8 Exercises to Regain Your Strength Post-Delivery

8 Exercises to Regain Your Strength Post-Delivery

Nov 09, 2019

It is said that the first 40 days post partum are crucial for both mother and the baby. Once this phase is over, it gets a bit easy. But ever wondered why they say so? Well for the little one, he has just stepped into the world. He is so pure that even bacterias (good or bad) are missing from his body. Adjusting in this new environment takes time. He sheds skin, looses weight, get used to air (he is used to the water world inside the mother's womb and much more.


For the mother on the other hand, her body's priority now changes. After 9 months of only focusing on the baby and its growth and nutrition, it can now focus back on the mother and replenish its reserves, help build the lost strength and get back to the normal way of life. It is now onto the mother to take care of herself as she takes care of the baby for if she will not look after herself, then no one else will. It sounds simple but it is not so. For only someone who has been in her place can understand what she is going through.

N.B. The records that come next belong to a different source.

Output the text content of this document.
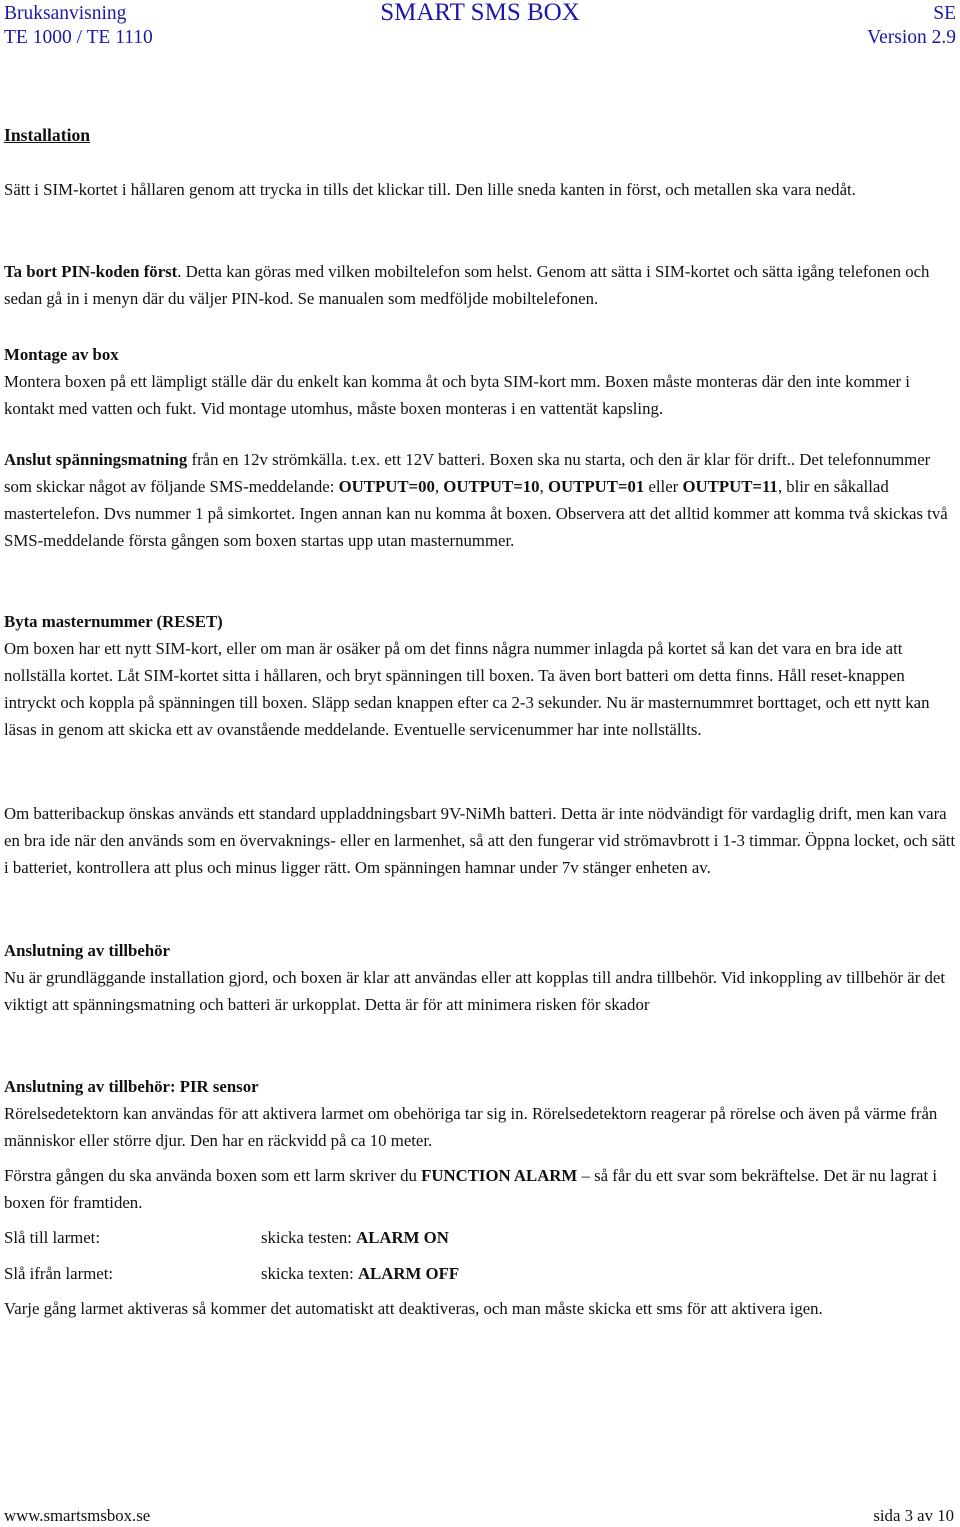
Bruksanvisning	SMART SMS BOX	SE
TE 1000 / TE 1110	Version 2.9
Installation
Sätt i SIM-kortet i hållaren genom att trycka in tills det klickar till. Den lille sneda kanten in först, och metallen ska vara nedåt.
Ta bort PIN-koden först. Detta kan göras med vilken mobiltelefon som helst. Genom att sätta i SIM-kortet och sätta igång telefonen och sedan gå in i menyn där du väljer PIN-kod. Se manualen som medföljde mobiltelefonen.
Montage av box
Montera boxen på ett lämpligt ställe där du enkelt kan komma åt och byta SIM-kort mm. Boxen måste monteras där den inte kommer i kontakt med vatten och fukt. Vid montage utomhus, måste boxen monteras i en vattentät kapsling.
Anslut spänningsmatning från en 12v strömkälla. t.ex. ett 12V batteri. Boxen ska nu starta, och den är klar för drift.. Det telefonnummer som skickar något av följande SMS-meddelande: OUTPUT=00, OUTPUT=10, OUTPUT=01 eller OUTPUT=11, blir en såkallad mastertelefon. Dvs nummer 1 på simkortet. Ingen annan kan nu komma åt boxen. Observera att det alltid kommer att komma två skickas två SMS-meddelande första gången som boxen startas upp utan masternummer.
Byta masternummer (RESET)
Om boxen har ett nytt SIM-kort, eller om man är osäker på om det finns några nummer inlagda på kortet så kan det vara en bra ide att nollställa kortet. Låt SIM-kortet sitta i hållaren, och bryt spänningen till boxen. Ta även bort batteri om detta finns. Håll reset-knappen intryckt och koppla på spänningen till boxen. Släpp sedan knappen efter ca 2-3 sekunder. Nu är masternummret borttaget, och ett nytt kan läsas in genom att skicka ett av ovanstående meddelande. Eventuelle servicenummer har inte nollställts.
Om batteribackup önskas används ett standard uppladdningsbart 9V-NiMh batteri. Detta är inte nödvändigt för vardaglig drift, men kan vara en bra ide när den används som en övervaknings- eller en larmenhet, så att den fungerar vid strömavbrott i 1-3 timmar. Öppna locket, och sätt i batteriet, kontrollera att plus och minus ligger rätt. Om spänningen hamnar under 7v stänger enheten av.
Anslutning av tillbehör
Nu är grundläggande installation gjord, och boxen är klar att användas eller att kopplas till andra tillbehör. Vid inkoppling av tillbehör är det viktigt att spänningsmatning och batteri är urkopplat. Detta är för att minimera risken för skador
Anslutning av tillbehör: PIR sensor
Rörelsedetektorn kan användas för att aktivera larmet om obehöriga tar sig in. Rörelsedetektorn reagerar på rörelse och även på värme från människor eller större djur. Den har en räckvidd på ca 10 meter.
Förstra gången du ska använda boxen som ett larm skriver du FUNCTION ALARM – så får du ett svar som bekräftelse. Det är nu lagrat i boxen för framtiden.
Slå till larmet:	skicka testen: ALARM ON
Slå ifrån larmet:	skicka texten: ALARM OFF
Varje gång larmet aktiveras så kommer det automatiskt att deaktiveras, och man måste skicka ett sms för att aktivera igen.
www.smartsmsbox.se	sida 3 av 10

Here we list down some exercises that can be done post delivery (both c-sec and normal). We suggest you do it for the first 4 weeks post delivery (in case of a c-sec delivery follow it for 6 weeks) and then move to moderate exercise after consulting your doctor


Ankle Toe Pumps

To follow this exercise, lie down on your back with your legs straight, pull your feet inwards and hold for 5 seconds, and relax and repeat while pushing them outward. Repeat this 10 times, and you will feel your calf muscles strengthening after a few times.


Ankle Circles

To do this exercise, lie on your back with your legs straight and rotate your ankle first clockwise, and then anticlockwise. Repeat 10 times for each side. This exercise will help blood circulation and also reduce swelling.


Leg Slides

To do this exercise, lie on your back with your legs straight, gently slide one leg up while inhaling, exhale and return to the starting position. Repeat this 10 times with each leg, and it will help strengthen your hips and legs.


Kegel Exercise

To do this exercise, imagine you are trying to stop the flow of urine. By doing this, you are contracting the muscles in the pelvic floor. Hold for a slow count of three and then relax. Gradually take the count to 10. Ensure your bladder is empty when you do this exercise. This exercise helps in strengthening muscles that support your uterus, bladder, and bowel. Repeat the exercise 10 times, twice a day.


Abdominal Exercise

To do this exercise, lie on your back with your knees bent, pull your belly button in and upwards towards your spine to tighten your abdominal muscles, and hold for three slow counts. Gradually increase to 10 counts. Repeat 10 times, twice a day. This exercise will help build your abdominal muscles.



To do this exercise, lie on your back with your knees bent and arms on the side, slowly raise your back and pelvis up, and hold for 3 slow counts. Gradually increase to 10 counts. This exercise will help strengthen your hip muscles and hamstrings, and also strengthen your core.


Pelvic Tilt

To do this exercise, lie on your back with your knees bent, pull in your belly button and raise your pelvis, tighten your hip muscles as you tilt the pelvis forward, and hold for 5 seconds. Relax and exhale. Repeat it 10 times. This exercise helps in toning and strengthening your abdominal muscles and provides relief from backache.


Some Points to Remember!

While doing these exercises, make sure you keep your back straight and do not scoop. In case there is swelling in the legs or ankle, place pillows under your legs to elevate them. In case of a C-section delivery, donot lift heavy things at least 6 weeks after the delivery and be cautious not to strain yourself while doing these exercises. Remember to support your wound while exercising, coughing, sneezing, or laughing, using a pillow or towel.

While you might want to get back into shape or regain your strength at the earliest, remember that your body would give you cues from within if you are overdoing the exercise regime. Do only what make your body feel good and comfortable. Build your strength from within, so you can take care of yourself and your baby, so you can focus on his nutrition and overall well-being.